Il y a 3 pistes « d’exploration » sur lesquelles avancer votre marqueur, la possibilité de construire des camps pour ne pas redémarrer du début de la piste lors de la remise à zéro de début de manche, et une prime à celui qui avance le plus loin. Rassurez-vous, presque tous les autres joueurs auront aussi un bonus. Le jeu est très gentil je vous l’ai déjà précisé.

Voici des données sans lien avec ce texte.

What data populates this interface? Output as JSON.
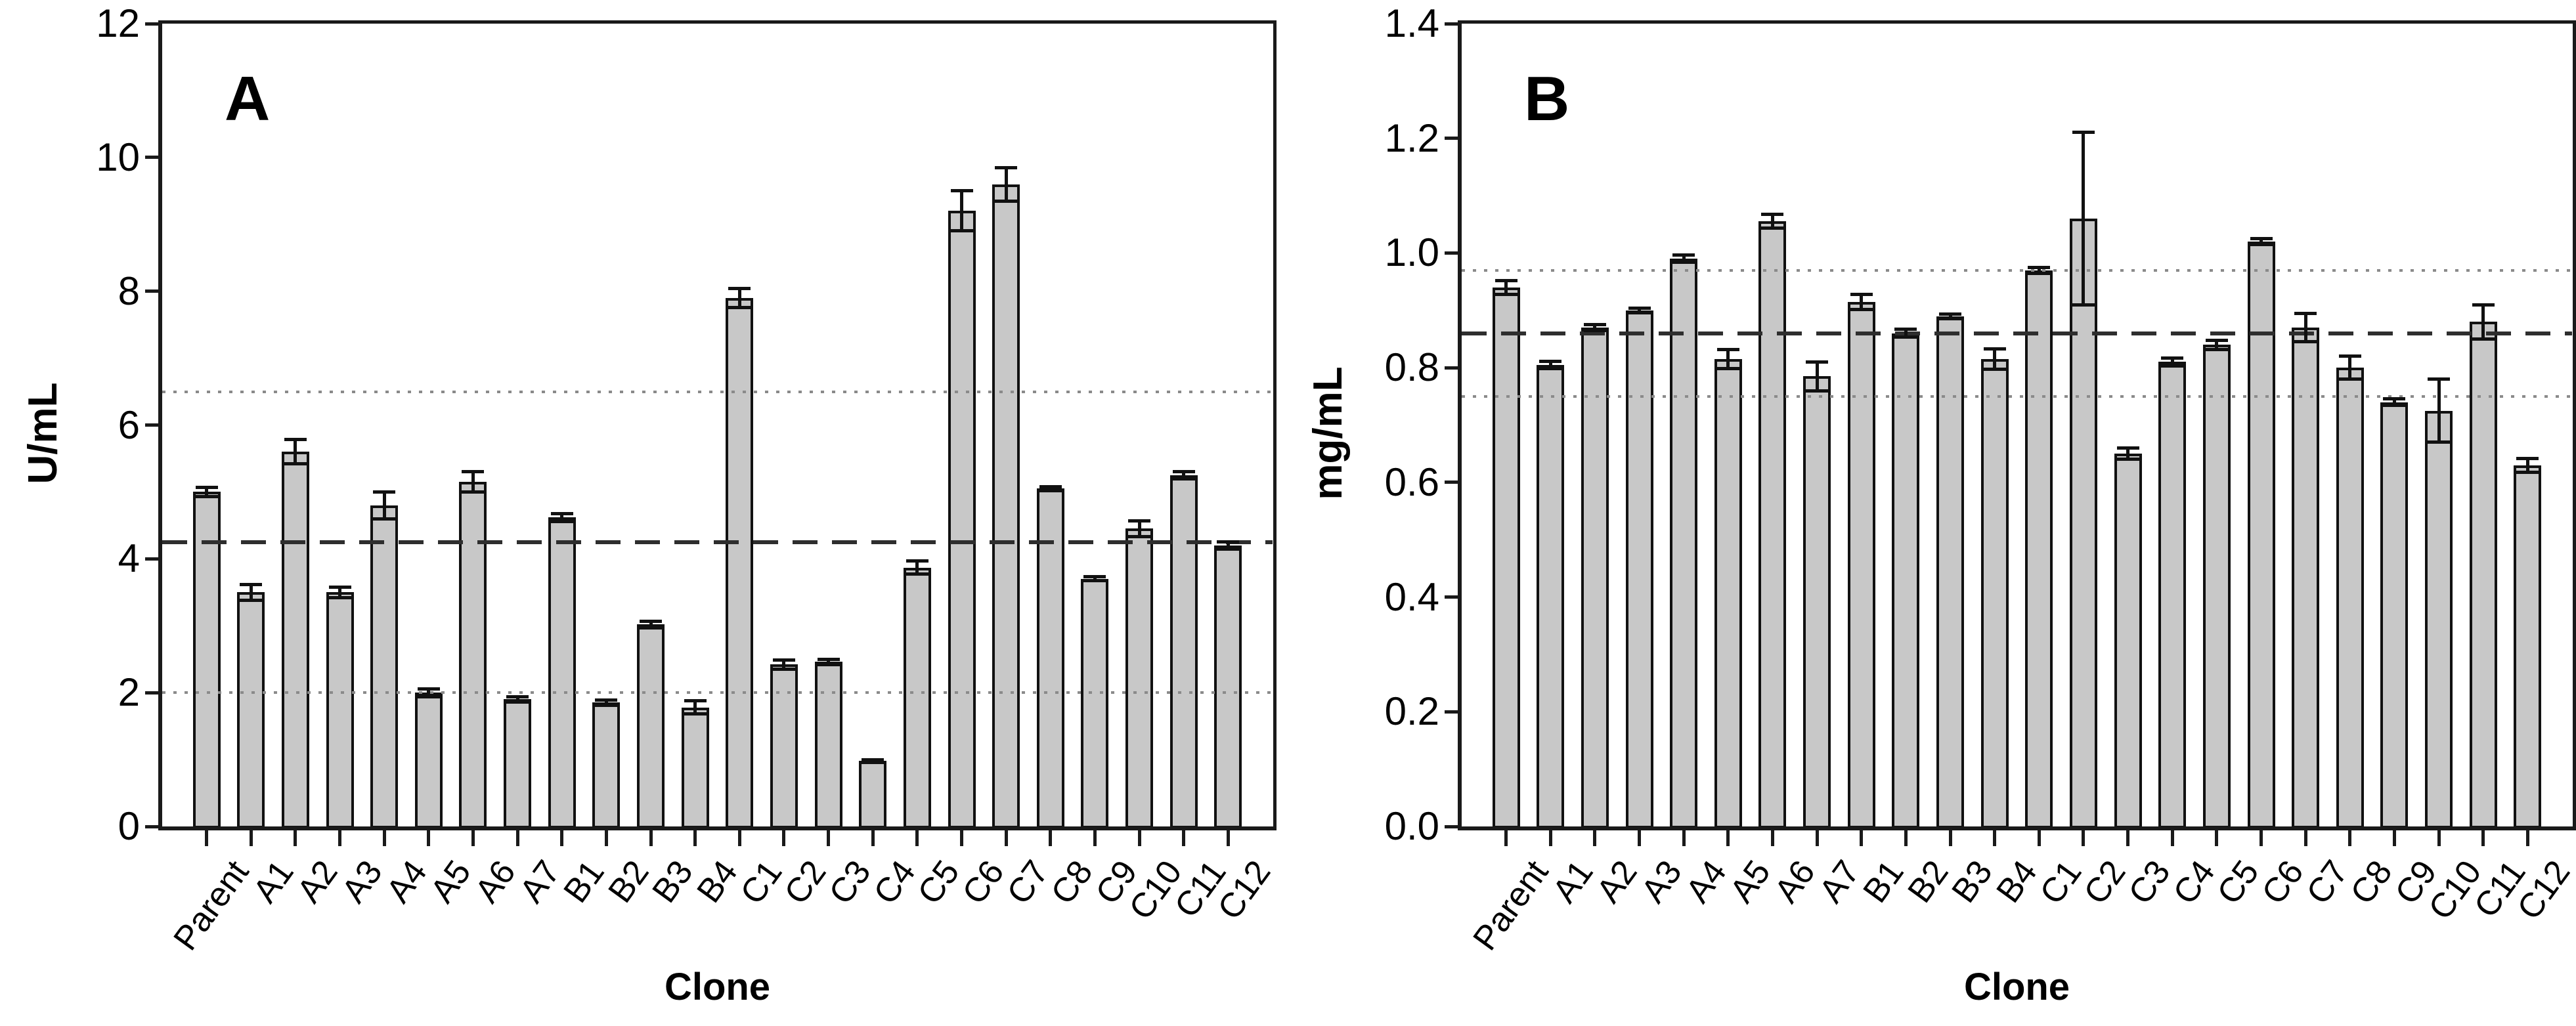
{
  "figure": {
    "background": "#ffffff",
    "bar_fill": "#c8c8c8",
    "bar_stroke": "#111111",
    "axis_color": "#1a1a1a",
    "dashed_line_color": "#2e2e2e",
    "dotted_line_color": "#8a8a8a",
    "xlabel": "Clone"
  },
  "chart_data": [
    {
      "type": "bar",
      "panel": "A",
      "xlabel": "Clone",
      "ylabel": "U/mL",
      "ylim": [
        0,
        12
      ],
      "ytick_values": [
        0,
        2,
        4,
        6,
        8,
        10,
        12
      ],
      "ytick_labels": [
        "0",
        "2",
        "4",
        "6",
        "8",
        "10",
        "12"
      ],
      "grid": false,
      "legend": null,
      "ref_lines": {
        "dashed": 4.25,
        "dotted": [
          6.5,
          2.0
        ]
      },
      "categories": [
        "Parent",
        "A1",
        "A2",
        "A3",
        "A4",
        "A5",
        "A6",
        "A7",
        "B1",
        "B2",
        "B3",
        "B4",
        "C1",
        "C2",
        "C3",
        "C4",
        "C5",
        "C6",
        "C7",
        "C8",
        "C9",
        "C10",
        "C11",
        "C12"
      ],
      "values": [
        5.0,
        3.5,
        5.6,
        3.5,
        4.8,
        2.0,
        5.15,
        1.9,
        4.62,
        1.85,
        3.02,
        1.78,
        7.9,
        2.42,
        2.46,
        0.98,
        3.87,
        9.2,
        9.6,
        5.05,
        3.7,
        4.45,
        5.25,
        4.2
      ],
      "errors": [
        0.07,
        0.12,
        0.18,
        0.08,
        0.2,
        0.06,
        0.15,
        0.04,
        0.06,
        0.04,
        0.05,
        0.1,
        0.14,
        0.07,
        0.04,
        0.02,
        0.1,
        0.3,
        0.25,
        0.03,
        0.03,
        0.12,
        0.05,
        0.05
      ]
    },
    {
      "type": "bar",
      "panel": "B",
      "xlabel": "Clone",
      "ylabel": "mg/mL",
      "ylim": [
        0,
        1.4
      ],
      "ytick_values": [
        0,
        0.2,
        0.4,
        0.6,
        0.8,
        1.0,
        1.2,
        1.4
      ],
      "ytick_labels": [
        "0.0",
        "0.2",
        "0.4",
        "0.6",
        "0.8",
        "1.0",
        "1.2",
        "1.4"
      ],
      "grid": false,
      "legend": null,
      "ref_lines": {
        "dashed": 0.86,
        "dotted": [
          0.97,
          0.75
        ]
      },
      "categories": [
        "Parent",
        "A1",
        "A2",
        "A3",
        "A4",
        "A5",
        "A6",
        "A7",
        "B1",
        "B2",
        "B3",
        "B4",
        "C1",
        "C2",
        "C3",
        "C4",
        "C5",
        "C6",
        "C7",
        "C8",
        "C9",
        "C10",
        "C11",
        "C12"
      ],
      "values": [
        0.94,
        0.805,
        0.87,
        0.9,
        0.99,
        0.815,
        1.055,
        0.785,
        0.915,
        0.86,
        0.89,
        0.815,
        0.97,
        1.06,
        0.65,
        0.81,
        0.84,
        1.02,
        0.87,
        0.8,
        0.74,
        0.725,
        0.88,
        0.63
      ],
      "errors": [
        0.012,
        0.006,
        0.005,
        0.004,
        0.006,
        0.017,
        0.012,
        0.025,
        0.013,
        0.007,
        0.004,
        0.018,
        0.005,
        0.15,
        0.01,
        0.007,
        0.008,
        0.005,
        0.025,
        0.02,
        0.006,
        0.055,
        0.03,
        0.012
      ]
    }
  ]
}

Le « twist » malin et notable je trouve (il faut bien relever quelque chose) survient après la phase de pioche de jetons dans le sac et une fois que chacun a récupéré 4 cartes à ajouter devant lui. Il vous faudra ensuite à tour de rôle placer les jetons qui ont été mis de côté durant la 1ère phase et qui sont conservé sur le plateau. Là encore surviennent des bonus en pagaille, et preuve que le jeu est gentil gentil, même les jetons rebuts et délaissés par les joueurs lors de la 1ère phase sont utilisés par la suite, personne n’est laissé de côté !

Syndrome KS

J’en parle régulièrement, et la hausse des droits de douane US et son impact sur le marché du jeu va peut-être avoir son incidence aussi. Le fait de proposer un jeu fabriqué en Chine à moindre coût permet de proposer du matériel original, qui a « de la gueule » sur la table de jeu et sur les photos et vidéos créées pour vous faire envie. Figurines, ressource en 3D, playmat, token 1er joueur. Souvent ça déborde de matos et ça marche puisque les projets KS qui fonctionnent ont souvent ce point commun d’avoir du matériel deluxe, et des exclusivités, même si souvent, seul le jeu de base est joué et encore.

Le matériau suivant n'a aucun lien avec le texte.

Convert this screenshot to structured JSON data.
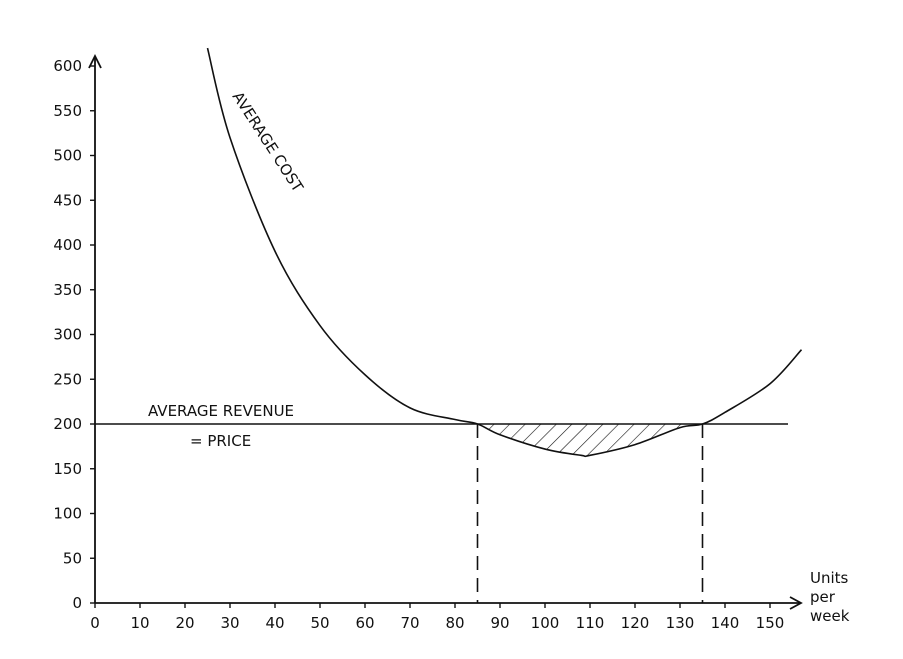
{
  "chart_data": {
    "type": "line",
    "title": "",
    "xlabel": [
      "Units",
      "per",
      "week"
    ],
    "ylabel": "",
    "xlim": [
      0,
      155
    ],
    "ylim": [
      0,
      610
    ],
    "x_ticks": [
      "0",
      "10",
      "20",
      "30",
      "40",
      "50",
      "60",
      "70",
      "80",
      "90",
      "100",
      "110",
      "120",
      "130",
      "140",
      "150"
    ],
    "y_ticks": [
      "0",
      "50",
      "100",
      "150",
      "200",
      "250",
      "300",
      "350",
      "400",
      "450",
      "500",
      "550",
      "600"
    ],
    "series": [
      {
        "name": "AVERAGE COST",
        "style": "curve",
        "x": [
          25,
          30,
          40,
          50,
          60,
          70,
          80,
          85,
          90,
          100,
          108,
          110,
          120,
          130,
          135,
          140,
          150,
          157
        ],
        "y": [
          620,
          520,
          393,
          310,
          255,
          218,
          205,
          200,
          188,
          172,
          165,
          165,
          177,
          196,
          200,
          213,
          245,
          283
        ]
      },
      {
        "name": "AVERAGE REVENUE = PRICE",
        "style": "horizontal",
        "x": [
          0,
          154
        ],
        "y": [
          200,
          200
        ]
      }
    ],
    "annotations": {
      "average_cost_label": "AVERAGE COST",
      "average_revenue_label": "AVERAGE REVENUE",
      "price_label": "= PRICE"
    },
    "dashed_verticals": [
      85,
      135
    ],
    "shaded_region": {
      "x_from": 85,
      "x_to": 135,
      "between": [
        "AVERAGE REVENUE = PRICE",
        "AVERAGE COST"
      ],
      "pattern": "hatched"
    },
    "grid": false,
    "legend": "none"
  }
}
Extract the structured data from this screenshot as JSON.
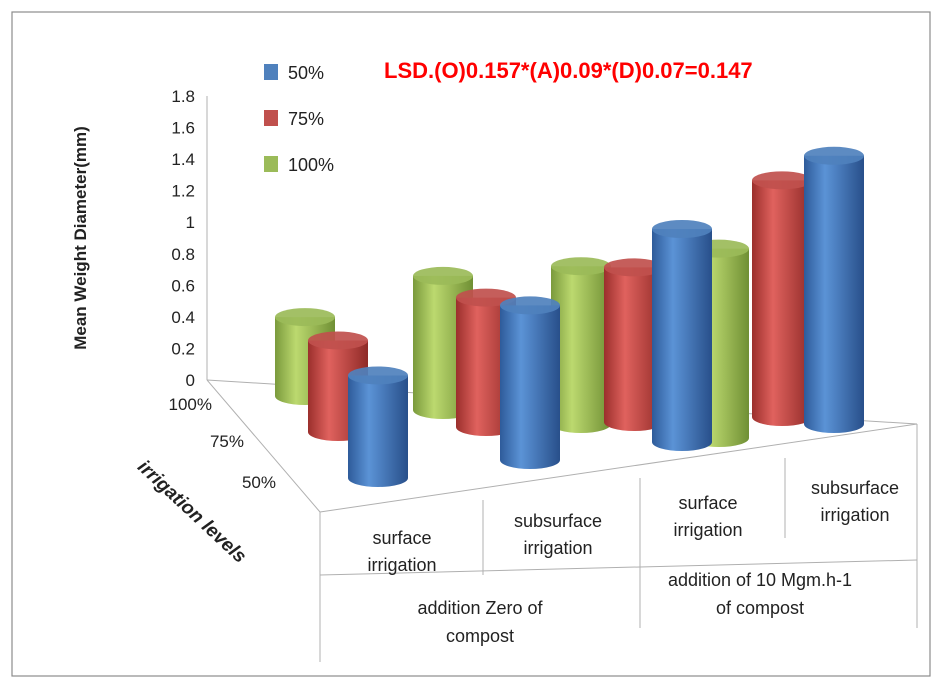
{
  "chart_data": {
    "type": "bar",
    "style": "3d-cylinder",
    "annotation": "LSD.(O)0.157*(A)0.09*(D)0.07=0.147",
    "annotation_color": "#ff0000",
    "ylabel": "Mean Weight Diameter(mm)",
    "depth_axis_label": "irrigation levels",
    "ylim": [
      0,
      1.8
    ],
    "yticks": [
      "0",
      "0.2",
      "0.4",
      "0.6",
      "0.8",
      "1",
      "1.2",
      "1.4",
      "1.6",
      "1.8"
    ],
    "depth_ticks": [
      "100%",
      "75%",
      "50%"
    ],
    "categories": [
      "surface irrigation|addition Zero of compost",
      "subsurface irrigation|addition Zero of compost",
      "surface irrigation|addition of 10 Mgm.h-1 of compost",
      "subsurface irrigation|addition of 10 Mgm.h-1 of compost"
    ],
    "category_labels": [
      {
        "inner": [
          "surface",
          "irrigation"
        ]
      },
      {
        "inner": [
          "subsurface",
          "irrigation"
        ]
      },
      {
        "inner": [
          "surface",
          "irrigation"
        ]
      },
      {
        "inner": [
          "subsurface",
          "irrigation"
        ]
      }
    ],
    "groups": [
      {
        "lines": [
          "addition Zero of",
          "compost"
        ]
      },
      {
        "lines": [
          "addition of 10 Mgm.h-1",
          "of compost"
        ]
      }
    ],
    "legend_position": "top-left",
    "series": [
      {
        "name": "100%",
        "color": "#9bbb59",
        "values": [
          0.5,
          0.85,
          1.0,
          1.2
        ]
      },
      {
        "name": "75%",
        "color": "#c0504d",
        "values": [
          0.58,
          0.82,
          0.98,
          1.5
        ]
      },
      {
        "name": "50%",
        "color": "#4f81bd",
        "values": [
          0.65,
          0.98,
          1.35,
          1.7
        ]
      }
    ]
  }
}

Du coup la version Kickstarter du jeu atteint les 100€ pour un jeu qui ne les vaut pas (jeu + extension + playmat + fdp – 45€ la version boutique). Pas en termes de tarif uniquement, mais plutôt en termes de rapport matériel/tarif/gameplay. Cette gamme de tarifs est souvent réservée aux jeux de figurines ou jeux dits experts. Avec Navoria, rien que le plateau central me fait poser la question de son utilité. Très grand, il monopolise la table et l’attention, alors que tout le sel du jeu se situe avec les cartes et un sac de jetons à piocher.  Un plateau 4 fois moins grand avec 3 pistes d’exploration sur lesquelles avancer, un tableau sur lequel poser les jetons choisis et prendre le bonus recouvert et le tour est joué. Oui mais c’est moins beau, cher monsieur. Guère utile, mais moins beau.

Est-ce que j’y rejoue ?

Le jeu procure un sentiment de satisfaction à chaque instant, puisque chaque action vous apportera des ressources, des points ou une avancée sur une piste exploration. Le jeu n’est pas mauvais en soi, mais il me laisse sur ma faim, même si je sais pertinemment que c’est un jeu familial. Il prend trop de place sur la table, va faire peur à des néophytes et surtout ne me donnera pas envie d’y revenir pour une potentielle courbe d’apprentissage du jeu qui me permettrait d’avoir un défi à relever. Même pour présenter les mécaniques de jeux à des nouveaux joueurs, j’aurai toujours d’autres options que Navoria. Des jeux plus épurés qui feront le même « travail » , peut-être moins « zolis » mais plus efficaces. J’ai fait une partie avec l’extension qui rajoute un type de ressource, un type de cartes sur la rivière, une asymétrie avec un pouvoir de personnage et des nouveaux objectifs communs à scorer manche par manche. Cela revient  à ajouter pour rajouter, et ne m’a pas convaincu. Si je veux rajouter de l’asymétrie, enrichir le gameplay, ou « complexifier » je propose un autre jeu, Navoria ne peut pas se transformer en jeu initié.